Because stomach contents are rarely found in marine fossils, researchers rely on tooth and jaw shapes to learn what prehistoric species may have eaten. While prehistoric apex predators are typically thought to have large teeth with sharp cutting edges, some modern predatory species like crocodiles use blunt teeth to consume large prey items with grasping force instead of cutting. Ichthyosaurs share these blunter teeth, but with no direct evidence of large prey consumption in these prehistoric marine reptiles, scientists believed that they fed on small prey like cephalopods.

However, the discovery of the giant thalattosaur in the stomach of the ichthyosaur found by Motani, Da-Yong Jiang, a paleontologist at Peking University in China, and their team suggests that this was not the case. “Now, we can seriously consider that they were eating big animals, even when they had grasping teeth,” says Motani. “It’s been suggested before that maybe a cutting edge was not crucial, and our discovery really supports that. It’s pretty clear that this animal could process this large food item using blunt teeth.”

While the researchers now know that the ichthyosaur could eat animals as large as the thalattosaur, they don’t know if it killed this individual, or simply scavenged it. “Nobody was there filming it,” says Motani. However, there is reason to believe this was not a case of scavenging: modern marine decomposition studies suggest that if left to decay, the thalattosaur’s limbs would disintegrate and detach before the tail. Instead, the researchers found the opposite in these fossils. The thalattosaur’s limbs were at least partially attached to its body in the stomach, while a disconnected tail was found many yards away, leading the researchers to believe it was ripped off and left behind by a predator like the ichthyosaur.

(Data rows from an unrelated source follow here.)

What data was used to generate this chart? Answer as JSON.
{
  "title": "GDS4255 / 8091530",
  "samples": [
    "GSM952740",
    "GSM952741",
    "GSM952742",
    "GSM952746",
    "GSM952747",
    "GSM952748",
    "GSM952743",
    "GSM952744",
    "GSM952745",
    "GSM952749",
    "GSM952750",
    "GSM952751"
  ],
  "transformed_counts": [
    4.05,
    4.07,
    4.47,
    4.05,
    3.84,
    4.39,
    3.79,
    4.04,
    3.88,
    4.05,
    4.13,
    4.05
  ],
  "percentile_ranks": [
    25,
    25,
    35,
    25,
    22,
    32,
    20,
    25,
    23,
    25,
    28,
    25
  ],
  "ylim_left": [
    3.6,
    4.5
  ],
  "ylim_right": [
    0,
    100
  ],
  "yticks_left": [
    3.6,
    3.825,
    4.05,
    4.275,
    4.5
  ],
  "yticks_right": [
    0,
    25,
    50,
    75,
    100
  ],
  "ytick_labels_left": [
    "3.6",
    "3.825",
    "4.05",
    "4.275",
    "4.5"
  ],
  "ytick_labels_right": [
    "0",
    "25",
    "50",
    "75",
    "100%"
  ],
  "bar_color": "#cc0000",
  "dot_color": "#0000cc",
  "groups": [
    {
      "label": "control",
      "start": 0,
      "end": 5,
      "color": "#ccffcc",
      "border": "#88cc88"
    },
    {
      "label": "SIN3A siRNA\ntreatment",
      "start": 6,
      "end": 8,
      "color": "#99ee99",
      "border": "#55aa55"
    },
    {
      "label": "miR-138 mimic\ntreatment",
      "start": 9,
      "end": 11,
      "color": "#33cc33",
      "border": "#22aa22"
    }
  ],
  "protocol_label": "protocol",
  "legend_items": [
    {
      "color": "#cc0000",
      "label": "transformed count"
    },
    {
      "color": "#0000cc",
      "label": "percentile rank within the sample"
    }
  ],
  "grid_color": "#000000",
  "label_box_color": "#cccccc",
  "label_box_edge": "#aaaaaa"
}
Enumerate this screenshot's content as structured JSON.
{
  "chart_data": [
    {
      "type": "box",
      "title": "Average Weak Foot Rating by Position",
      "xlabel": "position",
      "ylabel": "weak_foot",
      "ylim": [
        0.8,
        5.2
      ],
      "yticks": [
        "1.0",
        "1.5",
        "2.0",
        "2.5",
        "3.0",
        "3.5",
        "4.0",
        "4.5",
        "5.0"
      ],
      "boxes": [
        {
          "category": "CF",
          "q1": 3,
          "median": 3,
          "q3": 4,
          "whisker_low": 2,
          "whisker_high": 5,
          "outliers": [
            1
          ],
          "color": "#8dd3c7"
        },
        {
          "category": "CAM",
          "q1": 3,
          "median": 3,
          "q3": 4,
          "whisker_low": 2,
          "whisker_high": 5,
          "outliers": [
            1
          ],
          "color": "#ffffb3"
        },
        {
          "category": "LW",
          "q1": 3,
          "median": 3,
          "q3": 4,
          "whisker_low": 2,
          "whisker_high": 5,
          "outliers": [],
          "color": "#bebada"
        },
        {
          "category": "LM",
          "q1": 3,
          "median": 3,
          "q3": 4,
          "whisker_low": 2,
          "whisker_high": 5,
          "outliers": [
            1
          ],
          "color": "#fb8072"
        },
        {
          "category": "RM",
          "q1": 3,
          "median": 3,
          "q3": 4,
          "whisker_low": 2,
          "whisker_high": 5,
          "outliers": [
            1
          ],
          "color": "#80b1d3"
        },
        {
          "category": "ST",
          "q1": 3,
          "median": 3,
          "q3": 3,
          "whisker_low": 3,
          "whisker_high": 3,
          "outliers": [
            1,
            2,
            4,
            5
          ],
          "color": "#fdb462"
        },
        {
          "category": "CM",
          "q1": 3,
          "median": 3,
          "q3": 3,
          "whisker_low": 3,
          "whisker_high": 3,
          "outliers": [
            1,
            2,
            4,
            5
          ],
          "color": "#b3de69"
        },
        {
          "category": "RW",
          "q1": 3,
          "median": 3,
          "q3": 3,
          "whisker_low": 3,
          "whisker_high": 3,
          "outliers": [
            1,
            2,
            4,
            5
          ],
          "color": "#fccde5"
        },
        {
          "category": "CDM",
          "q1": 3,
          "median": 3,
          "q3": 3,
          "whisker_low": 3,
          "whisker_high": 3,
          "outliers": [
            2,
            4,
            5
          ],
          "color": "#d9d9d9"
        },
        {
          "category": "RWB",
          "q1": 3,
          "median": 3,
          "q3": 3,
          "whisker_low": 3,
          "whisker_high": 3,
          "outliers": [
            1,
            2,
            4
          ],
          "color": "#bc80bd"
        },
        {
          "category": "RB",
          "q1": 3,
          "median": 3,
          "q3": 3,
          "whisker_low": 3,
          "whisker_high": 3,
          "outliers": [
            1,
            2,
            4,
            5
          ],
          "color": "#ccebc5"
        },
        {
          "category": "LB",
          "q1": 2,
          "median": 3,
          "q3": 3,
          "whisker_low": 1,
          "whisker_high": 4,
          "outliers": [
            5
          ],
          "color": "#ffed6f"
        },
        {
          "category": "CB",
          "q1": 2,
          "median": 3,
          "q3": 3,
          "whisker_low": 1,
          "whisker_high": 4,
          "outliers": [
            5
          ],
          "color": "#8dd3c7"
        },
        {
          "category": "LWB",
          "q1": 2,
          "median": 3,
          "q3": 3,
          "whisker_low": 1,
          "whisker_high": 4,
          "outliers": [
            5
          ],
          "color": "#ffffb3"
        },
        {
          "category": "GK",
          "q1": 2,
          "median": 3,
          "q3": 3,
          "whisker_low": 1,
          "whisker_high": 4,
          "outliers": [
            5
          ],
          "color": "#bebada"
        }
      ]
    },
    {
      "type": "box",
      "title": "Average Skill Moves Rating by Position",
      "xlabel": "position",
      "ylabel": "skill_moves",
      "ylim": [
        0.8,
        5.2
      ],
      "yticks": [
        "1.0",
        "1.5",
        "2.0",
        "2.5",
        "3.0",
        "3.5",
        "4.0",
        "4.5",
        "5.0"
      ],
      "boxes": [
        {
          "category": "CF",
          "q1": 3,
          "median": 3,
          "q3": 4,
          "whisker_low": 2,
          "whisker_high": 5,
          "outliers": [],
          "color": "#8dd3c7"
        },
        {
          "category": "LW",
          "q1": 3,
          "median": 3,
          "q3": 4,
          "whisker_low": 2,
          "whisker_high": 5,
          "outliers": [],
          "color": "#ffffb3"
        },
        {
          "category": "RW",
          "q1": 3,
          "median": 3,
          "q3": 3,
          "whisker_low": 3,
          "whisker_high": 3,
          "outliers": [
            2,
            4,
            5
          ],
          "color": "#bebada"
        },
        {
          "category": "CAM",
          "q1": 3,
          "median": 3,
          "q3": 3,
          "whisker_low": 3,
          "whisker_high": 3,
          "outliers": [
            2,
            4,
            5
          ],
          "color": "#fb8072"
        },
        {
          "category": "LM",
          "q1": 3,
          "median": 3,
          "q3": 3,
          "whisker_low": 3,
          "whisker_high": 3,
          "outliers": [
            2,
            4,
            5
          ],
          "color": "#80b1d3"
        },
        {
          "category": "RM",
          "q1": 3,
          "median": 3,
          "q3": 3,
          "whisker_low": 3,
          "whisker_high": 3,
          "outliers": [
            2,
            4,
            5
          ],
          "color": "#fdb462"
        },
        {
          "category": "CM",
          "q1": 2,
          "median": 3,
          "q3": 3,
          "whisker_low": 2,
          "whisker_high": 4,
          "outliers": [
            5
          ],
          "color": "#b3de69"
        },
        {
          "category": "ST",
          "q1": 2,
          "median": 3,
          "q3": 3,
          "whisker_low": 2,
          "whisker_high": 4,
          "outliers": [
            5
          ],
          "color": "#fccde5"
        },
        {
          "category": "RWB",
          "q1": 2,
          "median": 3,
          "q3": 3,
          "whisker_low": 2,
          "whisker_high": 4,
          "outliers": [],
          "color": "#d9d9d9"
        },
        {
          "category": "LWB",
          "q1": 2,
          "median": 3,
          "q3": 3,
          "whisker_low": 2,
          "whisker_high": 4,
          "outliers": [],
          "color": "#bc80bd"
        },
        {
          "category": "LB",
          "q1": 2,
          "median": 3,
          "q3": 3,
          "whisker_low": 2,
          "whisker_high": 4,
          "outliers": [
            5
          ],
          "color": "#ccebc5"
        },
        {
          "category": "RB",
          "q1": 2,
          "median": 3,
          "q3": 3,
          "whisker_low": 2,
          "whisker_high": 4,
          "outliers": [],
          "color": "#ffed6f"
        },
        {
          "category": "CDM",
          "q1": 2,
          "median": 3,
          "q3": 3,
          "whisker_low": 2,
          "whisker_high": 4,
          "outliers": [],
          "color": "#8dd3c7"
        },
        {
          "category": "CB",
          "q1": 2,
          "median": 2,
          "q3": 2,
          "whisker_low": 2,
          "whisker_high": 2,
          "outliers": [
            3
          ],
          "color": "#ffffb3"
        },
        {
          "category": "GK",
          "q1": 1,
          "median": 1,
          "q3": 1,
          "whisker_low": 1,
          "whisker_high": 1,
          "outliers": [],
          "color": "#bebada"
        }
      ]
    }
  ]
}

Whether or not the ichthyosaur killed its last meal, the fossil provides the oldest direct evidence that these giant marine reptiles consumed animals larger than humans. “We now have a really solid articulated fossil in the stomach of a marine reptile for the first time,” Motani says. “Before, we guessed that they must have eaten these big things, but now, we can say for sure that they did eat large animals. This also suggests that megapredation was probably more common than we previously thought.”

The team is still excavating the site where the pair of fossils were found, which has now been turned into a museum. “We’ve been digging in that particular quarry for more than ten years now, and still, new things are coming out,” says Motani. “At this point, it’s beyond our initial expectations, and we’ll just have to see what we’ll discover next.”